Za darmo

Чарльз Дарвин. Его жизнь и научная деятельность

Tekst
Oznacz jako przeczytane
Чарльз Дарвин. Его жизнь и научная деятельность
Audio
Чарльз Дарвин. Его жизнь и научная деятельность
Audiobook
Czyta Юрий Орлов
7,96 
Szczegóły
Czcionka:Mniejsze АаWiększe Aa

Постепенное отмирание эстетических наклонностей вызывало с его стороны сожаление. «Потеря восприимчивости к подобным вещам (то есть поэзии, искусству и т. п.) есть потеря счастья и, быть может, вредна для интеллекта, тем более – для нравственного характера, так как ослабляет эмоциональную сторону нашей природы» (Автобиография).

Впрочем, на нем самом это вредное действие не обнаружилось. Напротив, «интеллект» его, по-видимому, развивался за счет остальных способностей. Что касается нравственного характера, то он до конца жизни оставался тем же мягким, простодушным, незлобивым человеком, каким является в начале своей деятельности.

Вообще, сомнительно, чтобы эстетическое развитие имело связь с нравственным. По крайней мере, подтверждения этому нельзя найти в мире художников, музыкантов и им подобных. Нервность и нравственность – две разные вещи. «Художественные натуры» не всегда бывают хорошими натурами. Может быть даже, чрезмерная восприимчивость к искусству вредит характеру? Может быть, увлекаясь воображаемым миром, человек забывает о мире реальном, о действительных людях с их действительными нуждами?..

Одна только эстетическая наклонность сохранилась у Дарвина до конца жизни: любовь к природе. Красивый ландшафт приводил его в восторг. Он любил также цветы и восхищался причудливой формой диклитры или изяществом лобелии. Впрочем, сюда вряд ли подходит выражение «эстетическая наклонность». Скорее это было участие к жизни природы. Красивый и нежный цветок казался ему живым существом; он осторожно дотрагивался до его лепестков, точно опасаясь причинить ему боль… Ростки, над которыми он производил опыт, были «бесстыдными плутишками», которые во что бы то ни стало желают поступать по-своему, часто наперекор ожиданиям экспериментатора. Занявшись опытами над росянкой (насекомоядное растение), он бросил их на время, заинтересовавшись перекрестным опылением: «Росянки пошли к черту, пока я не закончу и не издам книгу (о перекрестном опылении), а там я снова вернусь к моим милым росянкам и буду просить прощения у этих маленьких существ за то, что мог хоть на минуту послать их к черту…» Это одушевление природы скрашивало для него самую скучную и кропотливую работу.

Музыкой и чтением заканчивался день. Около одиннадцати часов Дарвин ложился спать. Спал он плохо: часто страдал бессонницей и кошмарами.

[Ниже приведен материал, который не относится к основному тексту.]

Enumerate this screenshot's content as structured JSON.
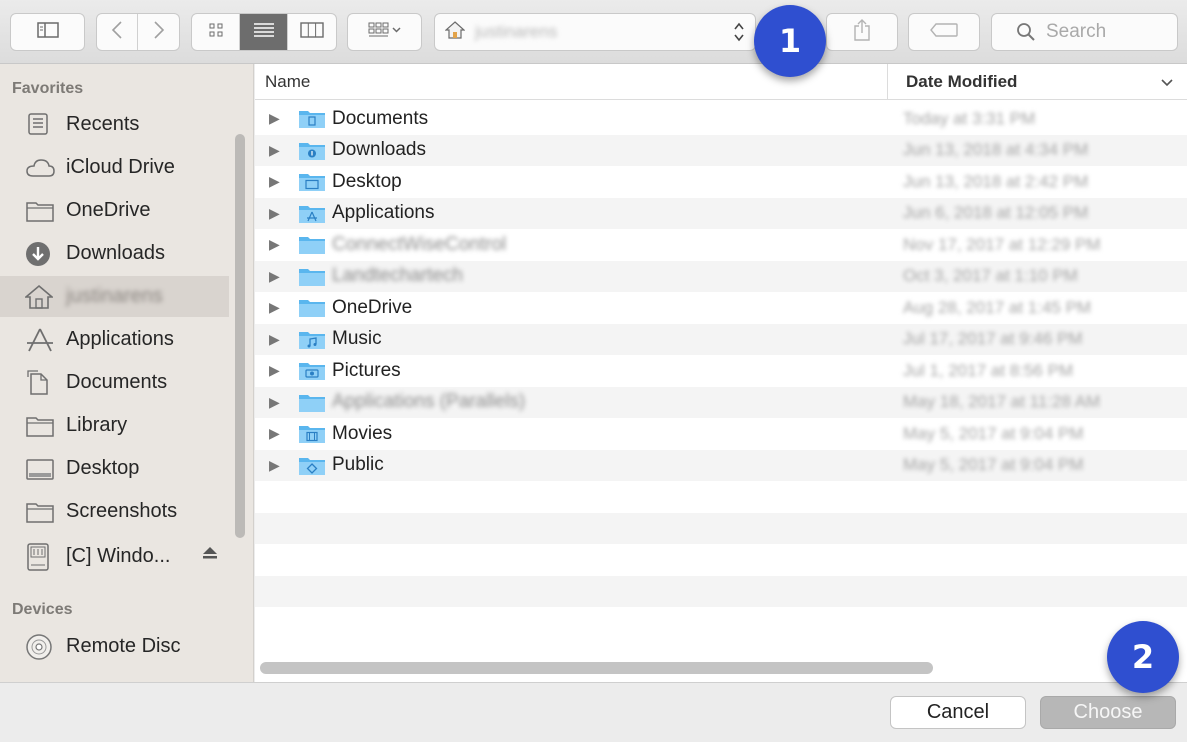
{
  "toolbar": {
    "path_location": "justinarens",
    "search_placeholder": "Search",
    "view_mode": "list"
  },
  "badges": [
    "1",
    "2"
  ],
  "sidebar": {
    "favorites_header": "Favorites",
    "devices_header": "Devices",
    "favorites": [
      {
        "label": "Recents",
        "icon": "recents-icon"
      },
      {
        "label": "iCloud Drive",
        "icon": "cloud-icon"
      },
      {
        "label": "OneDrive",
        "icon": "folder-icon"
      },
      {
        "label": "Downloads",
        "icon": "download-icon"
      },
      {
        "label": "justinarens",
        "icon": "home-icon",
        "selected": true
      },
      {
        "label": "Applications",
        "icon": "applications-icon"
      },
      {
        "label": "Documents",
        "icon": "documents-icon"
      },
      {
        "label": "Library",
        "icon": "folder-icon"
      },
      {
        "label": "Desktop",
        "icon": "desktop-icon"
      },
      {
        "label": "Screenshots",
        "icon": "folder-icon"
      },
      {
        "label": "[C] Windo...",
        "icon": "drive-icon",
        "eject": true
      }
    ],
    "devices": [
      {
        "label": "Remote Disc",
        "icon": "disc-icon"
      }
    ]
  },
  "list": {
    "col_name": "Name",
    "col_date": "Date Modified",
    "rows": [
      {
        "name": "Documents",
        "date": "Today at 3:31 PM",
        "icon": "documents-folder-icon"
      },
      {
        "name": "Downloads",
        "date": "Jun 13, 2018 at 4:34 PM",
        "icon": "downloads-folder-icon"
      },
      {
        "name": "Desktop",
        "date": "Jun 13, 2018 at 2:42 PM",
        "icon": "desktop-folder-icon"
      },
      {
        "name": "Applications",
        "date": "Jun 6, 2018 at 12:05 PM",
        "icon": "applications-folder-icon"
      },
      {
        "name": "ConnectWiseControl",
        "date": "Nov 17, 2017 at 12:29 PM",
        "icon": "folder-icon",
        "blurred": true
      },
      {
        "name": "Landtechartech",
        "date": "Oct 3, 2017 at 1:10 PM",
        "icon": "folder-icon",
        "blurred": true
      },
      {
        "name": "OneDrive",
        "date": "Aug 28, 2017 at 1:45 PM",
        "icon": "folder-icon"
      },
      {
        "name": "Music",
        "date": "Jul 17, 2017 at 9:46 PM",
        "icon": "music-folder-icon"
      },
      {
        "name": "Pictures",
        "date": "Jul 1, 2017 at 8:56 PM",
        "icon": "pictures-folder-icon"
      },
      {
        "name": "Applications (Parallels)",
        "date": "May 18, 2017 at 11:28 AM",
        "icon": "folder-icon",
        "blurred": true
      },
      {
        "name": "Movies",
        "date": "May 5, 2017 at 9:04 PM",
        "icon": "movies-folder-icon"
      },
      {
        "name": "Public",
        "date": "May 5, 2017 at 9:04 PM",
        "icon": "public-folder-icon"
      }
    ]
  },
  "buttons": {
    "cancel": "Cancel",
    "choose": "Choose"
  },
  "colors": {
    "folder_blue": "#5ab6ee",
    "badge_blue": "#2f4fd0",
    "selected_sidebar": "#d9d4cf"
  }
}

Так проходил его день. Отшельническая жизнь в Доуне разнообразилась время от времени поездками к родственникам, в Лондон, на морской берег и так далее. Большею частью поездки эти предпринимались по настояниям жены, когда она замечала, что работа начинает слишком утомлять его. Он, однако, не сразу сдавался и обыкновенно выторговывал в свою пользу день или два, то есть отправлялся не на пять, а на три дня и так далее.

Кроме поездок с целью развлечения, он посещал время от времени гидропатическое заведение доктора Лэна в Moor Park'e, в Суррее. Дарвин, как и его отец, не особенно доверял медицине, но холодные ванны оказались для него полезными, восстанавливая его силы хоть на короткое время.

Он так привык к замкнутой семейной жизни, что небольшие отступления от нее доставляли ему иногда чисто детское удовольствие. «Я обедал с Беллем в Линнеевском клубе, – пишет он Гукеру (1861), – и мне было очень весело. Обедать вне дома для меня так ново, что я очень радовался этому».

В семейной жизни он был вполне счастлив. «В его отношениях к моей матери, – говорил Фрэнсис Дарвин, – ярче всего сказывалась его симпатичная, чуткая натура. В ее присутствии он чувствовал себя счастливым; благодаря ей его жизнь, которая иначе была бы омрачена тяжелыми впечатлениями, имела характер спокойного и ясного довольства».

Книга «О выражении ощущений» показывает, как тщательно он наблюдал за своими детьми. Он входил в мельчайшие подробности их жизни и интересов, играл с ними, рассказывал и читал, учил собирать и определять насекомых, но в то же время предоставлял им полную свободу и относился к ним по-товарищески. «Я думаю, – говорит Ф. Дарвин, – что он за всю жизнь не сказал дурного слова кому-либо из своих детей; но я уверен и в том, что нам никогда не приходило в голову не слушаться его. Я припоминаю один случай, когда отец пожурил меня за непослушание, и живо представляю себе чувство уныния, овладевшее мною, но также и заботливость, с какою он старался утешить меня, обращаясь со мною особенно ласково».

«Мое самое раннее воспоминание, – говорит дочь Дарвина, – это восхищение, которое нам доставляла его игра с нами. Невозможно передать, как восхитительны были его отношения к семье – и в то время, когда мы были еще детьми, и позднее, когда мы выросли.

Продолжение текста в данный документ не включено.